Violent rhetoric

[Edited in 2023 to add: Content warning for a reference to real-world murder; also for a bunch of violent metaphors, including references to sexual violence.]

Every so often, friends of mine express outrage about the violent rhetoric and metaphors used by (for example) politicians.

And I agree that there's a lot of violent rhetoric and metaphors.

But one thing I think a lot of people who talk about such things tend to ignore is that common everyday speech is full of violent metaphors.

I've been noticing this for a long time, but I've become especially aware of it since my father's shooting death in 2005. For example, people talk metaphorically about wanting to kill each other all the time. Hell, I sometimes use that kind of language, and I'm a pacifist.

Some very common violent metaphors, just off the top of my head:

  • got them in my sights
  • targeted
  • in the crosshairs
  • I want to kill them
  • our team was slaughtered
  • kill me now
  • shoot me in the face (and variants)
  • stabbed me in the back
  • who do I have to kill to
  • I could murder a steak
  • point-blank
  • that exam was murder
  • slash the budget
  • on the firing line

And then there are all the metaphors about hitting, kicking, hurting, coercion, crushing, smashing, destroying, and causing people to emit sounds of pain. And self-harm, including prying one's own eyes out or shooting oneself in the foot. Not to mention all the violent sexual metaphors, mostly centered on acts that, if really carried out, would be rape.

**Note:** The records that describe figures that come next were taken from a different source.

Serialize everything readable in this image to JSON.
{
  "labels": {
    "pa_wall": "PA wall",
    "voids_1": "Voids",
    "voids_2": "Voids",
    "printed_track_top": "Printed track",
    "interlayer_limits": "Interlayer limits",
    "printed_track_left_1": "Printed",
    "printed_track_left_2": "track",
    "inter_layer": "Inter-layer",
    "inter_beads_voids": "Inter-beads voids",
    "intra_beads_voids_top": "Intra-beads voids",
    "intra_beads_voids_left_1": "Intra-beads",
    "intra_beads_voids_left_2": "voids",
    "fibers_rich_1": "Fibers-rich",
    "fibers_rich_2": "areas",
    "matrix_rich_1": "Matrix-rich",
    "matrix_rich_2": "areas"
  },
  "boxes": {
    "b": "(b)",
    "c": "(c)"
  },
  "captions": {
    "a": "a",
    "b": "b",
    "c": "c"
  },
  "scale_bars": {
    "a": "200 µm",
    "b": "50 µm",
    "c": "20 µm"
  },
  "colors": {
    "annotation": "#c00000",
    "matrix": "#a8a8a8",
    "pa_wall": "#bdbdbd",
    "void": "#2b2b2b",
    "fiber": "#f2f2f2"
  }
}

A couple of the above-listed expressions arguably don't belong on this list, but I'm not going to argue about specific items, 'cause there are lots more where those came from.

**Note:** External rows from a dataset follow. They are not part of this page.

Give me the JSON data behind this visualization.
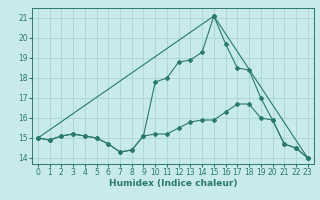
{
  "title": "",
  "xlabel": "Humidex (Indice chaleur)",
  "bg_color": "#c8eaea",
  "grid_color": "#aad4d4",
  "line_color": "#2a7a6a",
  "xlim": [
    -0.5,
    23.5
  ],
  "ylim": [
    13.7,
    21.5
  ],
  "xticks": [
    0,
    1,
    2,
    3,
    4,
    5,
    6,
    7,
    8,
    9,
    10,
    11,
    12,
    13,
    14,
    15,
    16,
    17,
    18,
    19,
    20,
    21,
    22,
    23
  ],
  "yticks": [
    14,
    15,
    16,
    17,
    18,
    19,
    20,
    21
  ],
  "lines": [
    {
      "x": [
        0,
        1,
        2,
        3,
        4,
        5,
        6,
        7,
        8,
        9,
        10,
        11,
        12,
        13,
        14,
        15,
        16,
        17,
        18,
        19,
        20,
        21,
        22,
        23
      ],
      "y": [
        15.0,
        14.9,
        15.1,
        15.2,
        15.1,
        15.0,
        14.7,
        14.3,
        14.4,
        15.1,
        15.2,
        15.2,
        15.5,
        15.8,
        15.9,
        15.9,
        16.3,
        16.7,
        16.7,
        16.0,
        15.9,
        14.7,
        14.5,
        14.0
      ]
    },
    {
      "x": [
        0,
        1,
        2,
        3,
        4,
        5,
        6,
        7,
        8,
        9,
        10,
        11,
        12,
        13,
        14,
        15,
        16,
        17,
        18,
        19,
        20,
        21,
        22,
        23
      ],
      "y": [
        15.0,
        14.9,
        15.1,
        15.2,
        15.1,
        15.0,
        14.7,
        14.3,
        14.4,
        15.1,
        17.8,
        18.0,
        18.8,
        18.9,
        19.3,
        21.1,
        19.7,
        18.5,
        18.4,
        17.0,
        15.9,
        14.7,
        14.5,
        14.0
      ]
    },
    {
      "x": [
        0,
        15,
        23
      ],
      "y": [
        15.0,
        21.1,
        14.0
      ]
    }
  ]
}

I say all this not to condone the violent political rhetoric that others have objected to, but rather to raise awareness of the constant level of violent metaphor that most American English speakers engage in, and are surrounded by, all the time.

I'm certainly not arguing that the above are all expressions of actual interest in causing someone actual harm. Metaphor can make language richer, more colorful, more lively. (If you'll pardon the metaphors.) Metaphor suffuses our language; it would be hard, if not impossible, to say much of substance while entirely avoiding all use of metaphor.

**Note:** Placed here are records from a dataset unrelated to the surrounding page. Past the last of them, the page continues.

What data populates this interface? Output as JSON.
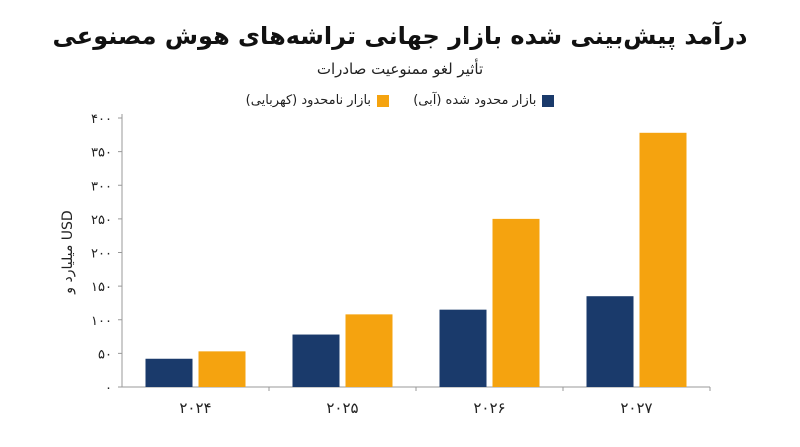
{
  "title": "درآمد پیش‌بینی شده بازار جهانی تراشه‌های هوش مصنوعی",
  "subtitle": "تأثیر لغو ممنوعیت صادرات",
  "colors": {
    "restricted": "#1a3a6b",
    "unrestricted": "#f5a30f",
    "axis": "#999999"
  },
  "chart_data": {
    "type": "bar",
    "categories": [
      "۲۰۲۴",
      "۲۰۲۵",
      "۲۰۲۶",
      "۲۰۲۷"
    ],
    "series": [
      {
        "name": "بازار محدود شده (آبی)",
        "values": [
          42,
          78,
          115,
          135
        ]
      },
      {
        "name": "بازار نامحدود (کهربایی)",
        "values": [
          53,
          108,
          250,
          378
        ]
      }
    ],
    "ylabel": "میلیارد و USD",
    "ylim": [
      0,
      400
    ],
    "yticks": [
      0,
      50,
      100,
      150,
      200,
      250,
      300,
      350,
      400
    ],
    "ytick_labels": [
      "۰",
      "۵۰",
      "۱۰۰",
      "۱۵۰",
      "۲۰۰",
      "۲۵۰",
      "۳۰۰",
      "۳۵۰",
      "۴۰۰"
    ],
    "grid": false,
    "legend_position": "top-center"
  }
}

But I do think that our specific choices of which metaphors to use can, sometimes, frame the way that we think about things. So next time you talk metaphorically about killing or murdering or raping or shooting or stabbing or slashing or mangling or punching or kicking or blowing up or stabbing or smashing or destroying or burning down or whatever, pause and think about what you're saying, and about whether that metaphor is the one you want to use.

(I can imagine all sorts of arguments to the effect that the violent rhetoric used by some politicians is different and special and unique and evil and wrong in a way that our ordinary use of violent metaphor isn't. And, sure, I do think that prominent political leaders ought to be even more careful with their words than the rest of us, and that anything that can be interpreted as really urging people to actually kill other people is generally a bad idea. But the question of whether politicians are justified in their metaphors is really not my point in this entry, so I'm hoping that y'all will hold back from arguing with me about that.)

(Wrote this entry a year ago, but wanted to distance it from the specific incidents and arguments at the time; I'm more interested in the general issue than in the specific awfulness that was going on then.)